Batch Normalization优化比较

一、Batch Normalization（批量标准化）的介绍以及理解

在神经网络中，在每一层上，通常是将该层的输入乘以权重矩阵加上偏移值，然后将计算结果使用激活函数进行非线性变换。但是随着网络深度的增加，其激活函数的输入值（W*X+B）的分布会发生变化。

可能会向激活函数取值的饱和区域延伸（比如：sigmoid函数，当激活函数输入值趋向于正比较大的正数或者比较小的负数时，因为其倒数很小，导致梯度消失。），使得收敛很慢，如图1所示。

图1 sigmoid激活函数

而Batch Normalization是将数据进行处理，即将每一层激活函数的输入值转换成一个均值为0，方差为1的标准正态分布，这样就使得进入激活函数敏感的区域，加快训练的收敛速度。

BN的过程如图2所示。

图2 BN算法流程

二、Batch Normalization训练优化比较

在MNIST数据集上进行验证：

如果is_bn设置成True，则使用BN进行训练，如果is_bn设置成False，则不使用BN进行训练，代码如下：

import tensorflow as tf
import argparse

old_v = tf.logging.get_verbosity()
tf.logging.set_verbosity(tf.logging.ERROR)

from tensorflow.examples.tutorials.mnist import input_data
mnist = input_data.read_data_sets("/home/sxj/MNIST_data/", one_hot=True)

tf.logging.set_verbosity(old_v)


def arg_parse():
    parser = argparse.ArgumentParser()

    parser.add_argument("--is_bn", default=True, type=str, help='whether using batch normalization or not')

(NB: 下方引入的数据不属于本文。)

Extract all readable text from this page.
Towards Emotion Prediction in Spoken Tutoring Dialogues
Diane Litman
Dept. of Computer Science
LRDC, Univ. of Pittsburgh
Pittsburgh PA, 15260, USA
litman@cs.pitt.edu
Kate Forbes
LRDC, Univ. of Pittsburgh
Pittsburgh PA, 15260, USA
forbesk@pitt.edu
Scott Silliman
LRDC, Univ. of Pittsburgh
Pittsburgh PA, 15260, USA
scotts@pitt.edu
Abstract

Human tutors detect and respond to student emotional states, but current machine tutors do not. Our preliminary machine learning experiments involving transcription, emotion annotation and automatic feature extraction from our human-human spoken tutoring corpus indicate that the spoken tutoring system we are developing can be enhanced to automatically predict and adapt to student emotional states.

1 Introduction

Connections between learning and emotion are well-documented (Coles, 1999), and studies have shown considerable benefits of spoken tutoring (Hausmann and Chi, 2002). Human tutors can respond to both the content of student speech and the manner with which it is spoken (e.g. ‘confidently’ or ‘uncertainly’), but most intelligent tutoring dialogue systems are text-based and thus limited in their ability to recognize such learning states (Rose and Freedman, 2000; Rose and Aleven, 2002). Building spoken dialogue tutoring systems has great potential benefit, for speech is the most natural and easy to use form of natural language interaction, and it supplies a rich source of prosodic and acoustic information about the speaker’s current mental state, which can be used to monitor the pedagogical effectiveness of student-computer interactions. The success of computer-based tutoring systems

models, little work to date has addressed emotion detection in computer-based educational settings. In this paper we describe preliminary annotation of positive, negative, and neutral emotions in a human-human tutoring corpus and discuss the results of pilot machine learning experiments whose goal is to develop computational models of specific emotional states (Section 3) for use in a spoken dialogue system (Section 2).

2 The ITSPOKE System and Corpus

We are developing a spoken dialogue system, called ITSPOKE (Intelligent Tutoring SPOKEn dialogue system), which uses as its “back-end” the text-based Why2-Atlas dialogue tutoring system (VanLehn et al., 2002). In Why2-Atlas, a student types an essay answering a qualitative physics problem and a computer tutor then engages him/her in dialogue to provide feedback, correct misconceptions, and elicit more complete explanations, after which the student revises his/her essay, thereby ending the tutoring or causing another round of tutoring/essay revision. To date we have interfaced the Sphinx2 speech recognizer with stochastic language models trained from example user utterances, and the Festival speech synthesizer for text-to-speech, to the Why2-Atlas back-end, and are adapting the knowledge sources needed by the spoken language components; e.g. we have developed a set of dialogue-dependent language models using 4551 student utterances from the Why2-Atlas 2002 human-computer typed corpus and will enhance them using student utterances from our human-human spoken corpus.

    return parser.parse_args()

def batch_norm_full(prev_layer, num_units):
    gamma = tf.Variable(tf.ones([num_units]))
    beta = tf.Variable(tf.zeros([num_units]))

    epsilon = 1e-3

    batch_mean, batch_variance = tf.nn.moments(prev_layer, [0])

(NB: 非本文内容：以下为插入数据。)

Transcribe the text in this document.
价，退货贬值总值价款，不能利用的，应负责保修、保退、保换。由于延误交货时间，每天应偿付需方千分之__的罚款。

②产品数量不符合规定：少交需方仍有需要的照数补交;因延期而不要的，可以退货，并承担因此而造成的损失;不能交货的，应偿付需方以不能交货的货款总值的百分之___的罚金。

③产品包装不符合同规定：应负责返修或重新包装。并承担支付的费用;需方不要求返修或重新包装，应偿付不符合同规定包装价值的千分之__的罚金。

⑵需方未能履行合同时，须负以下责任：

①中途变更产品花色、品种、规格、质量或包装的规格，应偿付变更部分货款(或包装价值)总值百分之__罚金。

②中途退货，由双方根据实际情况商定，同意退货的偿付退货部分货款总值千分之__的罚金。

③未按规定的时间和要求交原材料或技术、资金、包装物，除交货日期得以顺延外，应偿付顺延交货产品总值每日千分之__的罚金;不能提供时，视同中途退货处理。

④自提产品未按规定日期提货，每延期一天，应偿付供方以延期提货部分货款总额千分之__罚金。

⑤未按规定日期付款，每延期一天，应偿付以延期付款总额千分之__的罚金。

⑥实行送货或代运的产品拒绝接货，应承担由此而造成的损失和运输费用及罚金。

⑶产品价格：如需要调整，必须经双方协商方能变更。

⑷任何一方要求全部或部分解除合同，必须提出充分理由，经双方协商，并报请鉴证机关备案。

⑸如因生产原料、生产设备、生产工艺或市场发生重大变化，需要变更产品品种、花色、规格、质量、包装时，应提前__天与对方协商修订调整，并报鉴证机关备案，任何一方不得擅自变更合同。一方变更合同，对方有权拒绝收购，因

    ema = tf.train.ExponentialMovingAverage(decay=0.99)# 滑动平均的衰减系数

    def mean_var_with_update():
        ema_apply_op = ema.apply([batch_mean, batch_variance])
        with tf.control_dependencies([ema_apply_op]):
            return tf.identity(batch_mean), tf.identity(batch_variance)

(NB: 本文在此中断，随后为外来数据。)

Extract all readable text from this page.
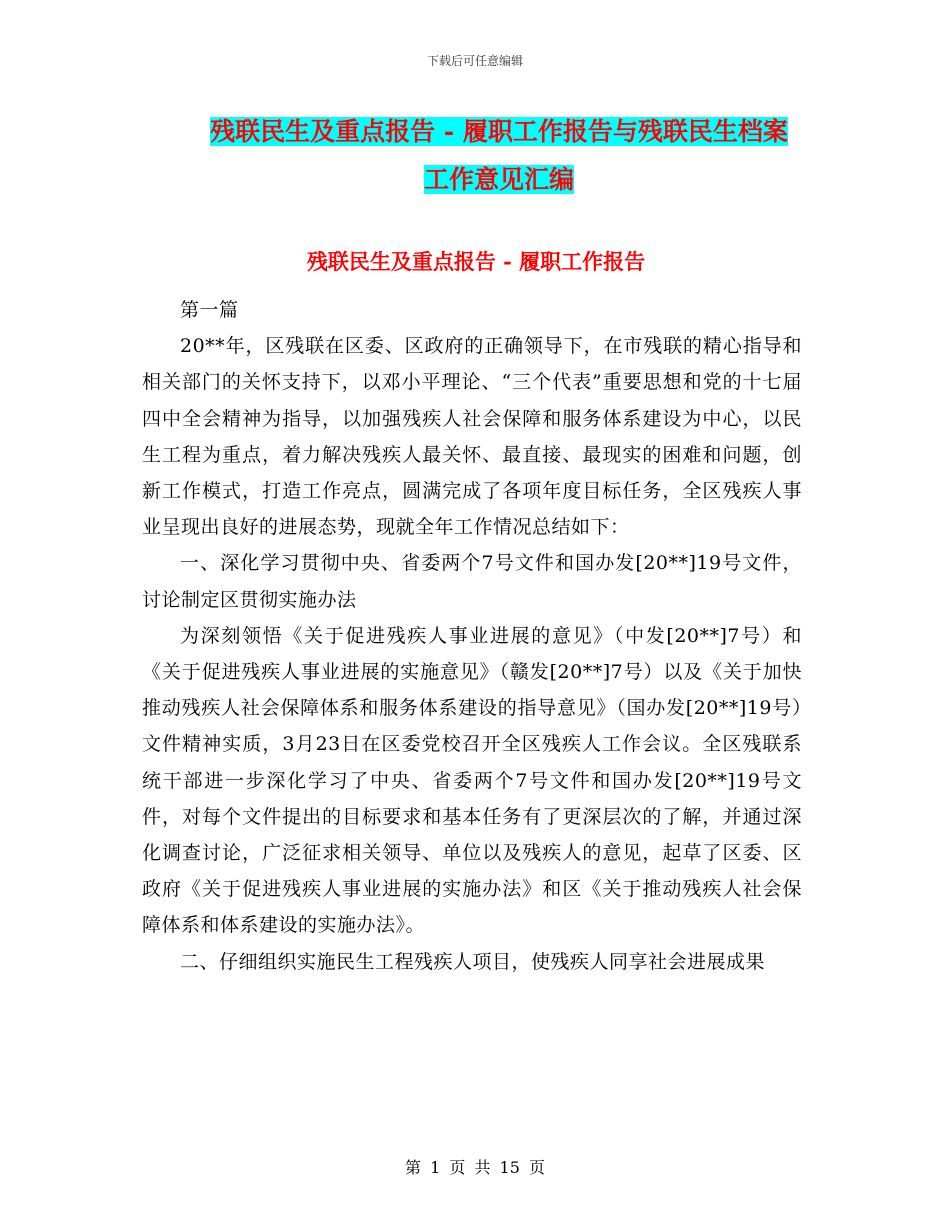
下载后可任意编辑
残联民生及重点报告 - 履职工作报告与残联民生档案
工作意见汇编
残联民生及重点报告 - 履职工作报告

第一篇

20**年，区残联在区委、区政府的正确领导下，在市残联的精心指导和相关部门的关怀支持下，以邓小平理论、“三个代表”重要思想和党的十七届四中全会精神为指导，以加强残疾人社会保障和服务体系建设为中心，以民生工程为重点，着力解决残疾人最关怀、最直接、最现实的困难和问题，创新工作模式，打造工作亮点，圆满完成了各项年度目标任务，全区残疾人事业呈现出良好的进展态势，现就全年工作情况总结如下：

一、深化学习贯彻中央、省委两个7号文件和国办发[20**]19号文件，讨论制定区贯彻实施办法

为深刻领悟《关于促进残疾人事业进展的意见》（中发[20**]7号）和《关于促进残疾人事业进展的实施意见》（赣发[20**]7号）以及《关于加快推动残疾人社会保障体系和服务体系建设的指导意见》（国办发[20**]19号）文件精神实质，3月23日在区委党校召开全区残疾人工作会议。全区残联系统干部进一步深化学习了中央、省委两个7号文件和国办发[20**]19号文件，对每个文件提出的目标要求和基本任务有了更深层次的了解，并通过深化调查讨论，广泛征求相关领导、单位以及残疾人的意见，起草了区委、区政府《关于促进残疾人事业进展的实施办法》和区《关于推动残疾人社会保障体系和体系建设的实施办法》。

二、仔细组织实施民生工程残疾人项目，使残疾人同享社会进展成果

第 1 页 共 15 页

    mean, var = mean_var_with_update()
    with tf.control_dependencies([mean, var]):
        batch_normalized_output = tf.nn.batch_normalization(prev_layer, mean, var, beta, gamma, epsilon)
    return batch_normalized_output


def batch_norm_conv(prev_layer, out_channels, is_training):
    gamma = tf.Variable(tf.ones([out_channels]))
    beta = tf.Variable(tf.zeros([out_channels]))

    pop_mean = tf.Variable(tf.zeros([out_channels]), trainable=False)
    pop_variance = tf.Variable(tf.ones([out_channels]), trainable=False)

    epsilon = 1e-3
    axis = list(range(len(prev_layer.get_shape())-1))

    def batch_norm_training():
        batch_mean, batch_variance = tf.nn.moments(prev_layer, axis, keep_dims=False)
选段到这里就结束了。